Он пошел по улице, где погиб его брат, прежней своей походкой — чуть-чуть касаясь земли, — неся в себе первую отчаянную горечь утраты и первую робкую радость — радость приобретения утраты.
Глава шестая
Когда присланный из Москвы командующий речной флотилией Шеринг назначил комиссаром флагманского судна Родиона Чорбова — никто не удивился: Родион был лоцманом, большевиком, неплохим парнем — почему же не стать ему комиссаром? Ефрейторы водили дивизии, почтальоны управляли финансами, токари по металлу и портные издавали законы, и армия, банки, юстиции были необычайны, но не так плохи, революция довольствовалась ими, и понемногу они справлялись со всем, что ей мешало.
Флагманское судно было простым буксирным пароходом, усердием Сормова переделанным в хмурую плавучую крепость — с мутно-зелеными стволами орудий, тупым взглядом бронированных бойниц — неповоротливую и неудобную. Крепость передвигалась по коридору насупленных камских берегов, позади и впереди нее шли такие же, как она, буксиры, и на них, под сенью развешенного для просушки матросского белья, хмурились жерла орудий. Фронт откатывался на восток, и на восток шла флотилия Шеринга.
Родион встретился с Шерингом перед лицом команды, на корме, поднявшись из лодки по трапу, и видно было, что Шеринг нарочно сошел с палубы, чтобы встретить нового комиссара. Шеринг подошел к самому борту, нагнулся, спустил руку, и Родион, влезая по трапу, схватил эту руку цепко и надежно и впрыгнул на борт. Шеринг, не выпуская руки Родиона, отстранил его немного вбок, пристально, тепло всмотрелся в его лицо и сказал:
— Ты все такой же. Здравствуй.
Он притянул к себе Родиона, обнял его, и так — обнявшись — они пошли на палубу.

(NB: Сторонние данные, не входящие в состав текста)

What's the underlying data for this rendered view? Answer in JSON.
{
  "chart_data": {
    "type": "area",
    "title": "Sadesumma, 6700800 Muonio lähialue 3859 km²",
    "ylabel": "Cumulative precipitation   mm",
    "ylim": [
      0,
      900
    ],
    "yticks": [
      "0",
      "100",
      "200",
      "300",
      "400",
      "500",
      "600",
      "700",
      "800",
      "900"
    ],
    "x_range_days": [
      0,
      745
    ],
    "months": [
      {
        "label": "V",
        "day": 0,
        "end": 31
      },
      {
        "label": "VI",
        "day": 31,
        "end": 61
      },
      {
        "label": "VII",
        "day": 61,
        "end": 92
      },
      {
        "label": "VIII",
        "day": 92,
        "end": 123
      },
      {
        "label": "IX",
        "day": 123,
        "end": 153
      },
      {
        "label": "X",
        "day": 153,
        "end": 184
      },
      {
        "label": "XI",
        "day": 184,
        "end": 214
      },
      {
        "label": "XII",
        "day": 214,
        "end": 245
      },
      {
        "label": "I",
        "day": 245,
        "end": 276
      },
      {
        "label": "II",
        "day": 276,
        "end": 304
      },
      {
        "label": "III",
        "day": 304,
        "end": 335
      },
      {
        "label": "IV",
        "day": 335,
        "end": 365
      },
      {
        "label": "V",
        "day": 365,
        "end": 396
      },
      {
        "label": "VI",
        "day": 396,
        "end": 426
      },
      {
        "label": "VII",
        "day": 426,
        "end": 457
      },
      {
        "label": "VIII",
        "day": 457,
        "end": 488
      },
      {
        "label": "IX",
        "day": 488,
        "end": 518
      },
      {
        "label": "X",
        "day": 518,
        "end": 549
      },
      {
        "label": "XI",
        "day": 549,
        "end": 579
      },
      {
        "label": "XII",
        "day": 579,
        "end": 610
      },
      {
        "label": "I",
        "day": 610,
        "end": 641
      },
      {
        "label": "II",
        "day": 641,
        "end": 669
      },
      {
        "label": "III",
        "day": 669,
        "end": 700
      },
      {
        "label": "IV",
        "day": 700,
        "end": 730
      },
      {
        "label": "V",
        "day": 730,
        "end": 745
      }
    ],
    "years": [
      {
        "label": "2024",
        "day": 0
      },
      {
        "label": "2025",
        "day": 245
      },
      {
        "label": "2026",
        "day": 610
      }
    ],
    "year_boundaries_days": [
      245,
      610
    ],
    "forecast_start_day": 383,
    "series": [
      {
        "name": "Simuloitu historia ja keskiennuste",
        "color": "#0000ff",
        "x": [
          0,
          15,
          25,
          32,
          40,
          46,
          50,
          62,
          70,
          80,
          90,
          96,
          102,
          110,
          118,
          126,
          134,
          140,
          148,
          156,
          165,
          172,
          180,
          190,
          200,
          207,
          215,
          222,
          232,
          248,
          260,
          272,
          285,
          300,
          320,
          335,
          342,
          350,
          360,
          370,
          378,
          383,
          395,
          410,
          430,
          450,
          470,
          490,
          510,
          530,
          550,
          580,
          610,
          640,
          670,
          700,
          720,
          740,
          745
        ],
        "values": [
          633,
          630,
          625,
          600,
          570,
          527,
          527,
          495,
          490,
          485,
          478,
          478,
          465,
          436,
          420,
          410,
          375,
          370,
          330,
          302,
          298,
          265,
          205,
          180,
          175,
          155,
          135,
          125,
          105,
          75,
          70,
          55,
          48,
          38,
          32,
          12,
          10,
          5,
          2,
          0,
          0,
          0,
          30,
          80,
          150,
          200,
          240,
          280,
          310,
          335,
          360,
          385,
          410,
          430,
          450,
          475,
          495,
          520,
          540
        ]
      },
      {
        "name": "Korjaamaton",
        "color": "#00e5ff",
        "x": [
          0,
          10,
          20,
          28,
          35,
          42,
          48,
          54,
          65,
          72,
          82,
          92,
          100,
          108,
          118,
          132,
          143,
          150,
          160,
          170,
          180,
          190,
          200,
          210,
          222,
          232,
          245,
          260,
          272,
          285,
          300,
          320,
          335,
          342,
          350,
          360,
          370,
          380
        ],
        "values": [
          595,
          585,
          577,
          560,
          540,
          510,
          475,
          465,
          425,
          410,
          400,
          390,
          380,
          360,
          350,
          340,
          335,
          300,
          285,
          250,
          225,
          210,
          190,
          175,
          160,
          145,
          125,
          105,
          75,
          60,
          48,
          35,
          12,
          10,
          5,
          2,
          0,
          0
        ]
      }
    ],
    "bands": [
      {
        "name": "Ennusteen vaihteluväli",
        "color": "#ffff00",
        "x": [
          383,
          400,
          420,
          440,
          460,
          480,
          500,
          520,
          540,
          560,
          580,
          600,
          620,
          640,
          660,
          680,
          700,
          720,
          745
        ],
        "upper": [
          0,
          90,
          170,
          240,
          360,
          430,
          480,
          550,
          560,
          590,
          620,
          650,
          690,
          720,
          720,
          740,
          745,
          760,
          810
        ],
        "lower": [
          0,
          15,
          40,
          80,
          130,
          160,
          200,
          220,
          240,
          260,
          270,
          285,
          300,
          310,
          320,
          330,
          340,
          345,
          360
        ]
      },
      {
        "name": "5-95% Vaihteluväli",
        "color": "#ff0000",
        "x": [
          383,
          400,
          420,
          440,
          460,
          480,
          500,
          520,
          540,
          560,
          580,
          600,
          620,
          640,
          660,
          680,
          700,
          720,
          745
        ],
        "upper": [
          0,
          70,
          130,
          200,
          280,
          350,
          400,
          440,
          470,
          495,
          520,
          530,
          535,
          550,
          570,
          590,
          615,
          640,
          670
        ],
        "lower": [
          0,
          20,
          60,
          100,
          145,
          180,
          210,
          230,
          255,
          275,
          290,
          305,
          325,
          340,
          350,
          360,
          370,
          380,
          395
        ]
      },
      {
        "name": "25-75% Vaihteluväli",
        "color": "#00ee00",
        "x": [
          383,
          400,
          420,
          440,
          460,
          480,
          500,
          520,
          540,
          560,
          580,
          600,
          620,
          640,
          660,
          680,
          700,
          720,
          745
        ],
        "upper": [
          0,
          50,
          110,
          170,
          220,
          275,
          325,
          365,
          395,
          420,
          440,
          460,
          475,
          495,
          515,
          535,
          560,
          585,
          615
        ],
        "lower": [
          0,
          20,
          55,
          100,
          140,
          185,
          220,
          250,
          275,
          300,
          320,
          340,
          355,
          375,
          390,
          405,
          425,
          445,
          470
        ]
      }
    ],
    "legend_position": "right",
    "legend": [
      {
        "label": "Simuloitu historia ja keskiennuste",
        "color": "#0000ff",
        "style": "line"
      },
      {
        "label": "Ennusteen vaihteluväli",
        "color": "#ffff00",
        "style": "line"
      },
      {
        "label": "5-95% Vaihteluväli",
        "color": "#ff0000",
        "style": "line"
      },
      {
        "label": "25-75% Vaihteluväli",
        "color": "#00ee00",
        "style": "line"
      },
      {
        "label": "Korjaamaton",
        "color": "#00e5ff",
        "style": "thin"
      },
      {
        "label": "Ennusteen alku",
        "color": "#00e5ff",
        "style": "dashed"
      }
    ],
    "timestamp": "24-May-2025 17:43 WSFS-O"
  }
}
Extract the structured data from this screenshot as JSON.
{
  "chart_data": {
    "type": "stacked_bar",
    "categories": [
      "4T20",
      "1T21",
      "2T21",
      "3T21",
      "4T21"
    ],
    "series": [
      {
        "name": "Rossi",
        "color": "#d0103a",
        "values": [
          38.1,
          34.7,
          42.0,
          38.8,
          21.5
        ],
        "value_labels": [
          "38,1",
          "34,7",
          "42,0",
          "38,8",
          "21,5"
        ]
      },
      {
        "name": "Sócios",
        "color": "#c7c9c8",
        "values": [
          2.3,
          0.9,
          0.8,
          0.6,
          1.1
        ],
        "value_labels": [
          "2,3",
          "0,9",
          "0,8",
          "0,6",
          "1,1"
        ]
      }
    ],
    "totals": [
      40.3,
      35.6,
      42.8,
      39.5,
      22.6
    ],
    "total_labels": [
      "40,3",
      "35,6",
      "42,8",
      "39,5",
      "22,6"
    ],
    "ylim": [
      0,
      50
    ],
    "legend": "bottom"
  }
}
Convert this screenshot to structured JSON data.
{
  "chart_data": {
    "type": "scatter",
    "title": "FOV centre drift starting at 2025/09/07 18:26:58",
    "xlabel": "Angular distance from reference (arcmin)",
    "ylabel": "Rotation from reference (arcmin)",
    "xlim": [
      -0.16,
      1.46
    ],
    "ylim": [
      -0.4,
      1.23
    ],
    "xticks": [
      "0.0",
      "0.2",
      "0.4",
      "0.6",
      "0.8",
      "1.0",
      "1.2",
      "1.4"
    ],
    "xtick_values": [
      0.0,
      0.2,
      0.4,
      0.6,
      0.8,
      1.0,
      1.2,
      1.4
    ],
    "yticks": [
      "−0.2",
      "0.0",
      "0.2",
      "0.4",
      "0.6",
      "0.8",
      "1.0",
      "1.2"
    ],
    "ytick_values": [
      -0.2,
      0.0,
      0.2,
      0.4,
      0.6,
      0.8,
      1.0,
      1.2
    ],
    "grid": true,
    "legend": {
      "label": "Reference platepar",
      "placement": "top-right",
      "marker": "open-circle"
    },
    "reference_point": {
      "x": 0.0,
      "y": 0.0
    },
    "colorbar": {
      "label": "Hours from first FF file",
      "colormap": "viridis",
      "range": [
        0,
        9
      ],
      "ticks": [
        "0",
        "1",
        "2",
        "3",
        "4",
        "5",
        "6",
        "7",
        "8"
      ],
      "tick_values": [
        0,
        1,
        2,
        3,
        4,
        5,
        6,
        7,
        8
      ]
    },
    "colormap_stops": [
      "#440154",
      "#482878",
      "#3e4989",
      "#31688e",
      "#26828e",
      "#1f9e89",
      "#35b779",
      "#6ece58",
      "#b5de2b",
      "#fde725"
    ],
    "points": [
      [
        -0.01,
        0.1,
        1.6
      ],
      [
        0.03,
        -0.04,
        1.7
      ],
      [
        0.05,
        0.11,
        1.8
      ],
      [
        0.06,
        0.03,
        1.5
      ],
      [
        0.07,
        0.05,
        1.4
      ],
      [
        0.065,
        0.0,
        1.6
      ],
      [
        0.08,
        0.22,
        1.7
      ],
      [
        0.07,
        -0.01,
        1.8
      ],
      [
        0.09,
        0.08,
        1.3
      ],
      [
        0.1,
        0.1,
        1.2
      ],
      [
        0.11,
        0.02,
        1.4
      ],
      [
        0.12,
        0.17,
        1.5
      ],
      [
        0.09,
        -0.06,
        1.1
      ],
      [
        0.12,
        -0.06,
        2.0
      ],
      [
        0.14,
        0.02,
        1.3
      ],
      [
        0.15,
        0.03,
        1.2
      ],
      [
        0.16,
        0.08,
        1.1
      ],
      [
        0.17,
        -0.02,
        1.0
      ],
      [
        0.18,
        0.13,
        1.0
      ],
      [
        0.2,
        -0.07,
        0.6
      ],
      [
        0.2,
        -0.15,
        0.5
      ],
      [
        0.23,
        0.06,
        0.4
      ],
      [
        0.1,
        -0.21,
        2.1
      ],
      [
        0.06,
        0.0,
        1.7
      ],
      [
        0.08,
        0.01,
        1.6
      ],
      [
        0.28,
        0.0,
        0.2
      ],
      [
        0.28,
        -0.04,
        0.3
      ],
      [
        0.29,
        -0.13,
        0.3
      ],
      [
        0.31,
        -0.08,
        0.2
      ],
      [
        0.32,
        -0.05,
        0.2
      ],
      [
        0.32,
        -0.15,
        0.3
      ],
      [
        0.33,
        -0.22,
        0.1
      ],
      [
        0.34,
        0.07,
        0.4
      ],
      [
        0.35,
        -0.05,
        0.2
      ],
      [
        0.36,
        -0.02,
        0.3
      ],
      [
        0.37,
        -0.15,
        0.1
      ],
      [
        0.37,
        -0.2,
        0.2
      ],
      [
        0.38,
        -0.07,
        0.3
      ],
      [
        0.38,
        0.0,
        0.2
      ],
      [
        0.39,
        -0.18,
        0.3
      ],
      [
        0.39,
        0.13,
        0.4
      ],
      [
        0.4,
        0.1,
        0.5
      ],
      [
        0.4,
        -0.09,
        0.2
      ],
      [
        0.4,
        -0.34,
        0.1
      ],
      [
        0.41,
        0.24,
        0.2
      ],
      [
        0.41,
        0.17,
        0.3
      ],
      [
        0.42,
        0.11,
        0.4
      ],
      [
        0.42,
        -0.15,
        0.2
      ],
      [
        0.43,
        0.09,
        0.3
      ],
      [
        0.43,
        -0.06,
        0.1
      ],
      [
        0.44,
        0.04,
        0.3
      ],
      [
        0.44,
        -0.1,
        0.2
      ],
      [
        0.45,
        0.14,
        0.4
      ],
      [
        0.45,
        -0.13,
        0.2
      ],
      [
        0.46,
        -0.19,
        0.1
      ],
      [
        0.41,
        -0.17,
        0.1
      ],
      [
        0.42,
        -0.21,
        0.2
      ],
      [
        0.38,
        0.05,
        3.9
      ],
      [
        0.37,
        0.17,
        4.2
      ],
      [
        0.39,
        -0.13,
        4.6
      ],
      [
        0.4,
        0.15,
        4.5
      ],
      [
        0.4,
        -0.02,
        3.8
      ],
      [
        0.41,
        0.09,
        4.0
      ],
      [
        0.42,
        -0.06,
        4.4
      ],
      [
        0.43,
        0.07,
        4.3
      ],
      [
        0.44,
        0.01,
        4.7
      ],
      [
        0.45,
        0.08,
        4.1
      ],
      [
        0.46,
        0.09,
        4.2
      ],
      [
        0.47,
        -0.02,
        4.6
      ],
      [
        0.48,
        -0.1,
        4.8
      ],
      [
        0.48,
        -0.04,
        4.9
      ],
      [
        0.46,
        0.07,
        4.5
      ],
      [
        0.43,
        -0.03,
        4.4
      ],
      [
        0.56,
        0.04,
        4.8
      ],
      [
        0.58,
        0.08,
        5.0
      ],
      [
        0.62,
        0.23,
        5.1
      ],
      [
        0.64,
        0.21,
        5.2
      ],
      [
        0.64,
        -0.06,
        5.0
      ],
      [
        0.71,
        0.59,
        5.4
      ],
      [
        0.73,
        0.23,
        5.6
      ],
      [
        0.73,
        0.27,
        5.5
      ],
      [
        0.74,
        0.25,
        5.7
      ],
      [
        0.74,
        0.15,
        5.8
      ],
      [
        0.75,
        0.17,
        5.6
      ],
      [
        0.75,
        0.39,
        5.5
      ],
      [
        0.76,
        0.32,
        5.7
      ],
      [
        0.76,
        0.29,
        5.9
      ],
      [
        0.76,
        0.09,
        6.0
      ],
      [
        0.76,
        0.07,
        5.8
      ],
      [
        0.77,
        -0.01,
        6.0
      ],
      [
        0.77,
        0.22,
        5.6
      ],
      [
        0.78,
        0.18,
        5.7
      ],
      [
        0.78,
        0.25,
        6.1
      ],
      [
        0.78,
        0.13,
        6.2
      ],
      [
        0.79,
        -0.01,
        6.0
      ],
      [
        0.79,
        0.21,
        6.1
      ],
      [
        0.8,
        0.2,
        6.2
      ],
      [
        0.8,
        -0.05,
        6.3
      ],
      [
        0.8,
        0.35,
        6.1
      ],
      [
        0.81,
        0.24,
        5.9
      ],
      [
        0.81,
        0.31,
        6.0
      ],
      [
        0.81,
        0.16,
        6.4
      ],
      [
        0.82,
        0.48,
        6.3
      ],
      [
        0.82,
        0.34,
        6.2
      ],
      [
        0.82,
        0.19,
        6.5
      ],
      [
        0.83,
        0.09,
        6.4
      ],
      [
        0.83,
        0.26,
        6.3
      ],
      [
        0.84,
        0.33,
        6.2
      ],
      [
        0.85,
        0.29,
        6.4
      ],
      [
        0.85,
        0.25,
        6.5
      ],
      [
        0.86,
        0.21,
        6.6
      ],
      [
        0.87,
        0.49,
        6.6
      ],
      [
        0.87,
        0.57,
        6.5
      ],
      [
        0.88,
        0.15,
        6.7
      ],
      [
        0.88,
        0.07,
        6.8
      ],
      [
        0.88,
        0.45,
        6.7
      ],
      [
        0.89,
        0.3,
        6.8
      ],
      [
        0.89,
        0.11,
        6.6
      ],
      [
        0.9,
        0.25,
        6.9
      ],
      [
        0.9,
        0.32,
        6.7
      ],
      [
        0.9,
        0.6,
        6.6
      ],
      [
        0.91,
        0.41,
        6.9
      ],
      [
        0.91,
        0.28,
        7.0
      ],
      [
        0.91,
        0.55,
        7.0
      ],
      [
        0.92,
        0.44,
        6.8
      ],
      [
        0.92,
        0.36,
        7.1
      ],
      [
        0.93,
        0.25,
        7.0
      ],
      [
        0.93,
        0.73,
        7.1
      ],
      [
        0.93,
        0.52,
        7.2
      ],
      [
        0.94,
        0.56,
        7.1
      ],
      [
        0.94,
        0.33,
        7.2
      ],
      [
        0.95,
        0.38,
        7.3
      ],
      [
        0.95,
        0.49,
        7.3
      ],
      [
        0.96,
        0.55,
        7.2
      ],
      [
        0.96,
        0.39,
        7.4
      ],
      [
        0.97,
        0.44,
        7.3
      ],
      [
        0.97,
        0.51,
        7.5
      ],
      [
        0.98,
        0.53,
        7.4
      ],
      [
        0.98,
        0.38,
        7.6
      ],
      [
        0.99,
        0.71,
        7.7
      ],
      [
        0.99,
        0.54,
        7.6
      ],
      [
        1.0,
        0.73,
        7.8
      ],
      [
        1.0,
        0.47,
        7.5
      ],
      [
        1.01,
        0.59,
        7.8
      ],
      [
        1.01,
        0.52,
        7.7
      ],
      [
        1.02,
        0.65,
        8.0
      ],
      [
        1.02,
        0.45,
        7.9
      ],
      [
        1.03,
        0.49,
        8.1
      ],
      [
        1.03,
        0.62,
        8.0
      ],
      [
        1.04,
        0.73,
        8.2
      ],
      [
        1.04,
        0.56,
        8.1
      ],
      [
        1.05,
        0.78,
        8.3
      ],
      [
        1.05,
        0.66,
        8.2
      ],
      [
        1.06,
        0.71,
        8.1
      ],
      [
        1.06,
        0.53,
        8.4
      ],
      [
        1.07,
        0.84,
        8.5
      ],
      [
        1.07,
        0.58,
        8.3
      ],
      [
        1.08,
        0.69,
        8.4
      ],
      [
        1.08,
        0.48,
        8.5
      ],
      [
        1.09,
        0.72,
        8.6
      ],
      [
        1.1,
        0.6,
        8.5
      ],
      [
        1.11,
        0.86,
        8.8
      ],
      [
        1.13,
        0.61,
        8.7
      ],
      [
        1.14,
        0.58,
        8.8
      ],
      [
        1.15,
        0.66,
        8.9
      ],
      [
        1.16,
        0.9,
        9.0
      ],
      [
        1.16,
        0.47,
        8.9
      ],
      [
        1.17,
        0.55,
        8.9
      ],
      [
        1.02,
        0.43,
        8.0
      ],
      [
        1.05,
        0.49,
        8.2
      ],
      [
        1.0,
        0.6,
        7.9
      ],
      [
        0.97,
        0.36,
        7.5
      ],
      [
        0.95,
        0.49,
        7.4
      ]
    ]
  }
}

Родион, правда, был таким же: круглая большая голова, вросшая в плечи, как бабка — в борт пристани, глубоко вдавленные уголки крепких губ, прозрачные глаза под буграми бровей. При всей складности движений, которой научила его работа на судах, в нем все еще проглядывала застенчивая неуклюжесть мальчугана, отданного в ученье пароходному агенту. Идя по палубе рядом с Шерингом, Родион старался половчее ступать, но не мог приноровиться к отчетливому шагу своего товарища и грубо толкал его плечом в бок. Перед тем как войти в рубку, у самой двери, он должен был плотно прижать к себе Шеринга, чтобы помочь ему удержаться на ногах. В эту секунду смущенье со странной силой колыхнуло его, и вдруг стало ясно, что неловкость шага, сдавленность всех его движений рождены простодушной молодой радостью, утаить которой он не мог. Его словно что-то сдвинуло с места.